My path to ordained ministry, however, was tortured. Once, as a kid, my father told me I had the perfect personality to be a minister. I did not consider this a great compliment, as I recall.
After completing divinity school I still wasn’t too sure. At first I thought I’d go into pastoral counseling and took a second master’s degree toward that end.
Though I had accumulated the necessary credentials, including the required hours of supervised counseling, I still had to work in a parish for 2-3 years in order to be able to “hang out a shingle.”
I hesitated. With the help of some very good professors (and in spite of some not-so-good ones), I eventually concluded that Christianity made sense (more on that later).
But I still wasn’t sold on the church. I thought it too political and worried that its everyday life wasn’t deep enough. I was concerned that it might be more a social club or familial clan than a spiritual, theological community.
But after much prayer and reflection, I decided that the church was the only place where I could even discuss the kinds of issues important to me. In college, it was entirely possible to talk about metaphysical things, but as friends found jobs, got married, and started having children, I quickly realized that they’d developed other priorities. Spiritual matters no longer seemed of particular interest to most of them, if ever they had.
So I plunged ahead. I was asked at the ecclesiastical council convened to assess my fitness for ordained ministry how I knew I had a “calling.” It was because I had backed through every door, I told them, kicking and screaming. I had never chosen it, it had chosen me.
Now, as I look back on my life and ministry, I can’t imagine doing anything else. Apparently God knew better than I, which, when you stop to think about it, is hardly surprising. I can’t think of a better avenue for using the gifts God gave me. But this insight is, of course, in retrospect.
My first challenge as a pastor had to do with sin. Nobody seemed to know what it was, that is. Or at least what it meant biblically.
Sin means “separation from God.” It’s a relational term. It’s not a list of do’s and don’t’s. And it’s not, as we often suppose, confined to criminals and miscreants. It is the state all humans find themselves in, cut off relationally from the source of all Being, and in varying degrees.
The great mythological story of the Fall in the beginning pages of the Book of Genesis tells the simple yet profound truth. What the Serpent offers is the greatest temptation of them all: the temptation to be God.
The Garden of Eden symbolizes the origins (and destiny) of humanity, that place where no separation from God exists. In their innocence, and dependent solely on God for their well-being, Adam and Eve know only bliss, as God intends life.

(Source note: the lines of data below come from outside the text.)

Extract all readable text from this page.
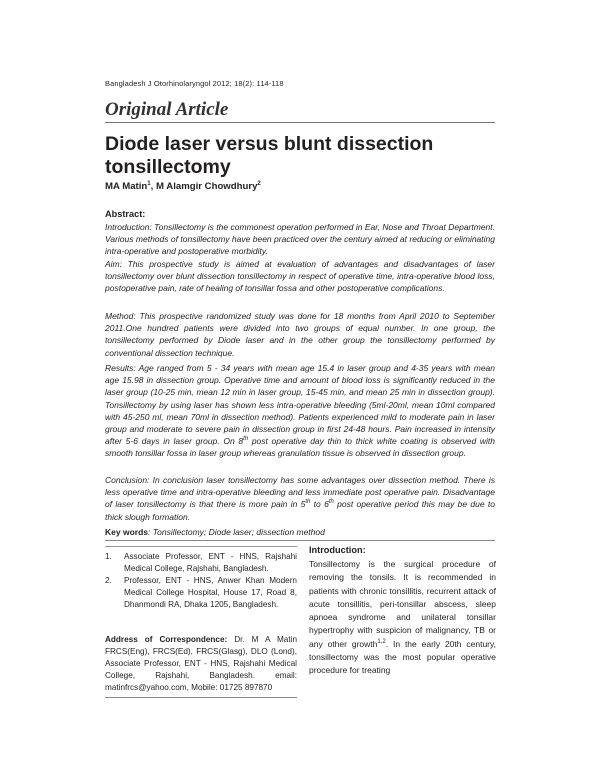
Bangladesh J Otorhinolaryngol 2012; 18(2): 114-118
Original Article
Diode laser versus blunt dissection tonsillectomy
MA Matin$^1$, M Alamgir Chowdhury$^2$
Abstract:

Introduction: Tonsillectomy is the commonest operation performed in Ear, Nose and Throat Department. Various methods of tonsillectomy have been practiced over the century aimed at reducing or eliminating intra-operative and postoperative morbidity.

Aim: This prospective study is aimed at evaluation of advantages and disadvantages of laser tonsillectomy over blunt dissection tonsillectomy in respect of operative time, intra-operative blood loss, postoperative pain, rate of healing of tonsillar fossa and other postoperative complications.

Method: This prospective randomized study was done for 18 months from April 2010 to September 2011.One hundred patients were divided into two groups of equal number. In one group, the tonsillectomy performed by Diode laser and in the other group the tonsillectomy performed by conventional dissection technique.

Results: Age ranged from 5 - 34 years with mean age 15.4 in laser group and 4-35 years with mean age 15.98 in dissection group. Operative time and amount of blood loss is significantly reduced in the laser group (10-25 min, mean 12 min in laser group, 15-45 min, and mean 25 min in dissection group). Tonsillectomy by using laser has shown less intra-operative bleeding (5ml-20ml, mean 10ml compared with 45-250 ml, mean 70ml in dissection method). Patients experienced mild to moderate pain in laser group and moderate to severe pain in dissection group in first 24-48 hours. Pain increased in intensity after 5-6 days in laser group. On 8th post operative day thin to thick white coating is observed with smooth tonsillar fossa in laser group whereas granulation tissue is observed in dissection group.

Conclusion: In conclusion laser tonsillectomy has some advantages over dissection method. There is less operative time and intra-operative bleeding and less immediate post operative pain. Disadvantage of laser tonsillectomy is that there is more pain in 5th to 6th post operative period this may be due to thick slough formation.

Key words: Tonsillectomy; Diode laser; dissection method
1. Associate Professor, ENT - HNS, Rajshahi Medical College, Rajshahi, Bangladesh.
2. Professor, ENT - HNS, Anwer Khan Modern Medical College Hospital, House 17, Road 8, Dhanmondi RA, Dhaka 1205, Bangladesh.

Address of Correspondence: Dr. M A Matin FRCS(Eng), FRCS(Ed), FRCS(Glasg), DLO (Lond), Associate Professor, ENT - HNS, Rajshahi Medical College, Rajshahi, Bangladesh. email: matinfrcs@yahoo.com, Mobile: 01725 897870

Introduction:

Tonsillectomy is the surgical procedure of removing the tonsils. It is recommended in patients with chronic tonsillitis, recurrent attack of acute tonsillitis, peri-tonsillar abscess, sleep apnoea syndrome and unilateral tonsillar hypertrophy with suspicion of malignancy, TB or any other growth$^{1,2}$. In the early 20th century, tonsillectomy was the most popular operative procedure for treating
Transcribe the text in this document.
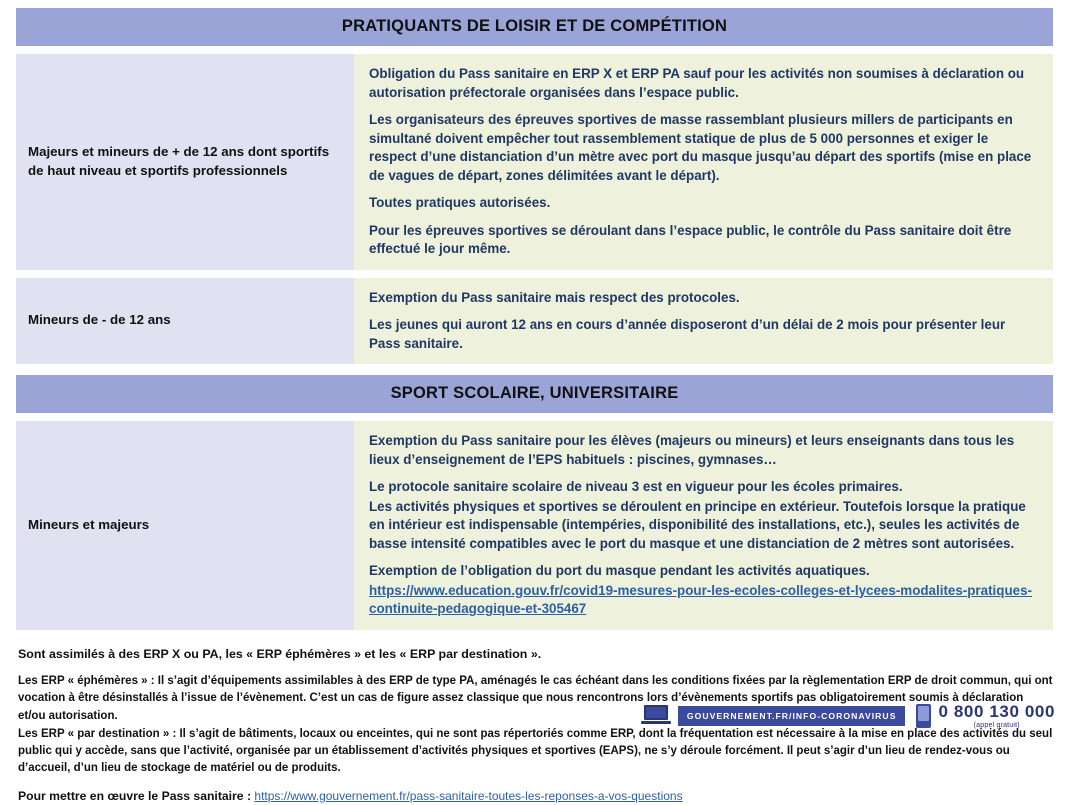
PRATIQUANTS DE LOISIR ET DE COMPÉTITION
Majeurs et mineurs de + de 12 ans dont sportifs de haut niveau et sportifs professionnels

Obligation du Pass sanitaire en ERP X et ERP PA sauf pour les activités non soumises à déclaration ou autorisation préfectorale organisées dans l’espace public.

Les organisateurs des épreuves sportives de masse rassemblant plusieurs millers de participants en simultané doivent empêcher tout rassemblement statique de plus de 5 000 personnes et exiger le respect d’une distanciation d’un mètre avec port du masque jusqu’au départ des sportifs (mise en place de vagues de départ, zones délimitées avant le départ).

Toutes pratiques autorisées.

Pour les épreuves sportives se déroulant dans l’espace public, le contrôle du Pass sanitaire doit être effectué le jour même.

Mineurs de - de 12 ans

Exemption du Pass sanitaire mais respect des protocoles.

Les jeunes qui auront 12 ans en cours d’année disposeront d’un délai de 2 mois pour présenter leur Pass sanitaire.

SPORT SCOLAIRE, UNIVERSITAIRE
Mineurs et majeurs

Exemption du Pass sanitaire pour les élèves (majeurs ou mineurs) et leurs enseignants dans tous les lieux d’enseignement de l’EPS habituels : piscines, gymnases…

Le protocole sanitaire scolaire de niveau 3 est en vigueur pour les écoles primaires.

Les activités physiques et sportives se déroulent en principe en extérieur. Toutefois lorsque la pratique en intérieur est indispensable (intempéries, disponibilité des installations, etc.), seules les activités de basse intensité compatibles avec le port du masque et une distanciation de 2 mètres sont autorisées.

Exemption de l’obligation du port du masque pendant les activités aquatiques.

https://www.education.gouv.fr/covid19-mesures-pour-les-ecoles-colleges-et-lycees-modalites-pratiques-continuite-pedagogique-et-305467

Sont assimilés à des ERP X ou PA, les « ERP éphémères » et les « ERP par destination ».

Les ERP « éphémères » : Il s’agit d’équipements assimilables à des ERP de type PA, aménagés le cas échéant dans les conditions fixées par la règlementation ERP de droit commun, qui ont vocation à être désinstallés à l’issue de l’évènement. C’est un cas de figure assez classique que nous rencontrons lors d’évènements sportifs pas obligatoirement soumis à déclaration et/ou autorisation.

Les ERP « par destination » : Il s’agit de bâtiments, locaux ou enceintes, qui ne sont pas répertoriés comme ERP, dont la fréquentation est nécessaire à la mise en place des activités du seul public qui y accède, sans que l’activité, organisée par un établissement d’activités physiques et sportives (EAPS), ne s’y déroule forcément. Il peut s’agir d’un lieu de rendez-vous ou d’accueil, d’un lieu de stockage de matériel ou de produits.

Pour mettre en œuvre le Pass sanitaire : https://www.gouvernement.fr/pass-sanitaire-toutes-les-reponses-a-vos-questions

GOUVERNEMENT.FR/INFO-CORONAVIRUS	0 800 130 000
(appel gratuit)
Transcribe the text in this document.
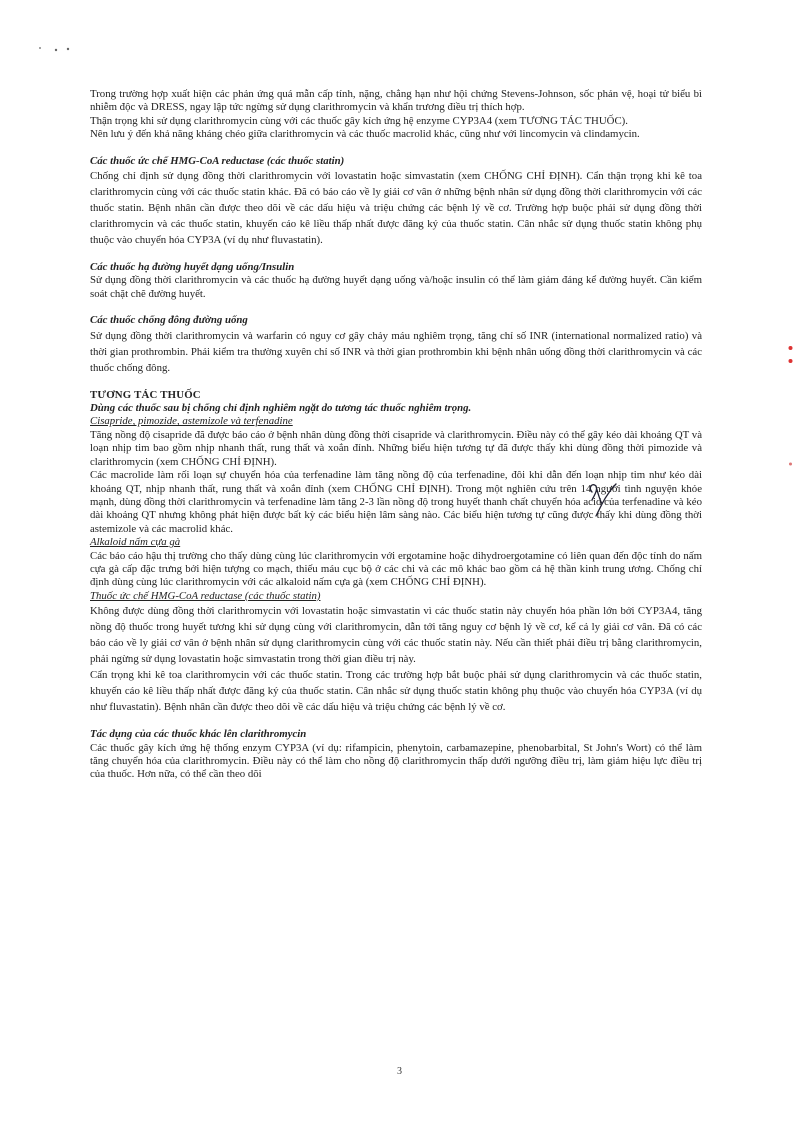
Trong trường hợp xuất hiện các phản ứng quá mẫn cấp tính, nặng, chẳng hạn như hội chứng Stevens-Johnson, sốc phản vệ, hoại tử biểu bì nhiễm độc và DRESS, ngay lập tức ngừng sử dụng clarithromycin và khẩn trương điều trị thích hợp.

Thận trọng khi sử dụng clarithromycin cùng với các thuốc gây kích ứng hệ enzyme CYP3A4 (xem TƯƠNG TÁC THUỐC).

Nên lưu ý đến khả năng kháng chéo giữa clarithromycin và các thuốc macrolid khác, cũng như với lincomycin và clindamycin.

Các thuốc ức chế HMG-CoA reductase (các thuốc statin)

Chống chỉ định sử dụng đồng thời clarithromycin với lovastatin hoặc simvastatin (xem CHỐNG CHỈ ĐỊNH). Cẩn thận trọng khi kê toa clarithromycin cùng với các thuốc statin khác. Đã có báo cáo về ly giải cơ vân ở những bệnh nhân sử dụng đồng thời clarithromycin với các thuốc statin. Bệnh nhân cần được theo dõi về các dấu hiệu và triệu chứng các bệnh lý về cơ. Trường hợp buộc phải sử dụng đồng thời clarithromycin và các thuốc statin, khuyến cáo kê liều thấp nhất được đăng ký của thuốc statin. Cân nhắc sử dụng thuốc statin không phụ thuộc vào chuyển hóa CYP3A (ví dụ như fluvastatin).

Các thuốc hạ đường huyết dạng uống/Insulin

Sử dụng đồng thời clarithromycin và các thuốc hạ đường huyết dạng uống và/hoặc insulin có thể làm giảm đáng kể đường huyết. Cần kiểm soát chặt chẽ đường huyết.

Các thuốc chống đông đường uống

Sử dụng đồng thời clarithromycin và warfarin có nguy cơ gây chảy máu nghiêm trọng, tăng chỉ số INR (international normalized ratio) và thời gian prothrombin. Phải kiểm tra thường xuyên chỉ số INR và thời gian prothrombin khi bệnh nhân uống đồng thời clarithromycin và các thuốc chống đông.

TƯƠNG TÁC THUỐC

Dùng các thuốc sau bị chống chỉ định nghiêm ngặt do tương tác thuốc nghiêm trọng.

Cisapride, pimozide, astemizole và terfenadine

Tăng nồng độ cisapride đã được báo cáo ở bệnh nhân dùng đồng thời cisapride và clarithromycin. Điều này có thể gây kéo dài khoảng QT và loạn nhịp tim bao gồm nhịp nhanh thất, rung thất và xoắn đỉnh. Những biểu hiện tương tự đã được thấy khi dùng đồng thời pimozide và clarithromycin (xem CHỐNG CHỈ ĐỊNH).

Các macrolide làm rối loạn sự chuyển hóa của terfenadine làm tăng nồng độ của terfenadine, đôi khi dẫn đến loạn nhịp tim như kéo dài khoảng QT, nhịp nhanh thất, rung thất và xoắn đỉnh (xem CHỐNG CHỈ ĐỊNH). Trong một nghiên cứu trên 14 người tình nguyện khỏe mạnh, dùng đồng thời clarithromycin và terfenadine làm tăng 2-3 lần nồng độ trong huyết thanh chất chuyển hóa acid của terfenadine và kéo dài khoảng QT nhưng không phát hiện được bất kỳ các biểu hiện lâm sàng nào. Các biểu hiện tương tự cũng được thấy khi dùng đồng thời astemizole và các macrolid khác.

Alkaloid nấm cựa gà

Các báo cáo hậu thị trường cho thấy dùng cùng lúc clarithromycin với ergotamine hoặc dihydroergotamine có liên quan đến độc tính do nấm cựa gà cấp đặc trưng bởi hiện tượng co mạch, thiếu máu cục bộ ở các chi và các mô khác bao gồm cả hệ thần kinh trung ương. Chống chỉ định dùng cùng lúc clarithromycin với các alkaloid nấm cựa gà (xem CHỐNG CHỈ ĐỊNH).

Thuốc ức chế HMG-CoA reductase (các thuốc statin)

Không được dùng đồng thời clarithromycin với lovastatin hoặc simvastatin vì các thuốc statin này chuyển hóa phần lớn bởi CYP3A4, tăng nồng độ thuốc trong huyết tương khi sử dụng cùng với clarithromycin, dẫn tới tăng nguy cơ bệnh lý về cơ, kể cả ly giải cơ vân. Đã có các báo cáo về ly giải cơ vân ở bệnh nhân sử dụng clarithromycin cùng với các thuốc statin này. Nếu cần thiết phải điều trị bằng clarithromycin, phải ngừng sử dụng lovastatin hoặc simvastatin trong thời gian điều trị này.

Cẩn trọng khi kê toa clarithromycin với các thuốc statin. Trong các trường hợp bắt buộc phải sử dụng clarithromycin và các thuốc statin, khuyến cáo kê liều thấp nhất được đăng ký của thuốc statin. Cân nhắc sử dụng thuốc statin không phụ thuộc vào chuyển hóa CYP3A (ví dụ như fluvastatin). Bệnh nhân cần được theo dõi về các dấu hiệu và triệu chứng các bệnh lý về cơ.

Tác dụng của các thuốc khác lên clarithromycin

Các thuốc gây kích ứng hệ thống enzym CYP3A (ví dụ: rifampicin, phenytoin, carbamazepine, phenobarbital, St John's Wort) có thể làm tăng chuyển hóa của clarithromycin. Điều này có thể làm cho nồng độ clarithromycin thấp dưới ngưỡng điều trị, làm giảm hiệu lực điều trị của thuốc. Hơn nữa, có thể cần theo dõi

3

But when the Serpent, knowing they possess free will, promises that if they eat of the fruit their eyes will be opened and they will be just like gods themselves, they jump at the chance. Who wouldn’t?
We play God all the time, or at least try to. Our self-centeredness comes about as naturally to us as breathing. And it is this very self-centeredness that betrays our compromised and often tenuous relationship with our Creator.
In the receiving line after worship one Sunday, following a sermon I’d preached on sin, a woman approached me purposefully. Looking me straight in the eyes, all the while wagging her finger, she announced, indignantly, “I just want you to know. I’m not a sinner!”
I responded with all the pastoral sensitivity I could muster. “Well,” I offered, “you’re the first one I’ve ever met!”